BufferedReader br = new BufferedReader(new InputStreamReader(getClass().getResourceAsStream("path/to/textfile.txt"), "UTF-8"));
for (int c = br.read(); c != -1; c = br.read()) sb.append((char)c);

System.out.println(sb.toString());   

Specifying the encoding is important in that case, because you might have edited your file in UTF-8, and then put it in a jar, and the computer that opens the file may have CP-1251 as its native file encoding (for example); so in this case you never know the target encoding, therefore the explicit encoding information is crucial. Also the loop to read the file char by char seems inefficient, but it is used on a BufferedReader, and so actually quite fast.

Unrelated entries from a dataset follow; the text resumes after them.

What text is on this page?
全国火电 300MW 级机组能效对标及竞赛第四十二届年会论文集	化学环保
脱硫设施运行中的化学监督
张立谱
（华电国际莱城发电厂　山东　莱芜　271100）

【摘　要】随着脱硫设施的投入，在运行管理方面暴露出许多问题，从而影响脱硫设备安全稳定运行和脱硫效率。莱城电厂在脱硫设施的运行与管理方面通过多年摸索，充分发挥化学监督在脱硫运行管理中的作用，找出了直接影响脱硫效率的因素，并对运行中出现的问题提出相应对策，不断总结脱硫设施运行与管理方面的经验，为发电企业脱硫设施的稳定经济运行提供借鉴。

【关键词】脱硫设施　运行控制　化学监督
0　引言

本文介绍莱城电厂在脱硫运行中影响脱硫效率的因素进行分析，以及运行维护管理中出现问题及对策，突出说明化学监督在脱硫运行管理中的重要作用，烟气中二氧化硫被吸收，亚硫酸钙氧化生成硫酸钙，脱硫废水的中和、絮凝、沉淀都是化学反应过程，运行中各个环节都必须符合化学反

You can use the following code form Java

new String(Files.readAllBytes(Paths.get(getClass().getResource("example.txt").toURI())));

Guava has a "toString" method for reading a file into a String:

import com.google.common.base.Charsets;
import com.google.common.io.Files;

String content = Files.toString(new File("/home/x1/text.log"), Charsets.UTF_8);

This method does not require the file to be in the classpath (as in Jon Skeet previous answer).


public static byte[] readResoureStream(String resourcePath) throws IOException {
    ByteArrayOutputStream byteArray = new ByteArrayOutputStream();
    InputStream in = CreateBffFile.class.getResourceAsStream(resourcePath);

    //Create buffer
    byte[] buffer = new byte[4096];
    for (;;) {
        int nread = in.read(buffer);
        if (nread <= 0) {
            break;
        }
        byteArray.write(buffer, 0, nread);
    }
    return byteArray.toByteArray();
}

Charset charset = StandardCharsets.UTF_8;
String content = new   String(FileReader.readResoureStream("/resource/...*.txt"), charset);
String lines[] = content.split("\\n");

I like akosicki's answer with the Stupid Scanner Trick. It's the simplest I see without external dependencies that works in Java 8 (and in fact all the way back to Java 5). Here's an even simpler answer if you can use Java 9 or higher (since InputStream.readAllBytes() was added at Java 9):

String text = new String(AppropriateClass.class.getResourceAsStream("foo.txt").readAllBytes());

Guava also has Files.readLines() if you want a return value as List<String> line-by-line:

List<String> lines = Files.readLines(new File("/file/path/input.txt"), Charsets.UTF_8);

Please refer to here to compare 3 ways (BufferedReader vs. Guava's Files vs. Guava's Resources) to get String from a text file.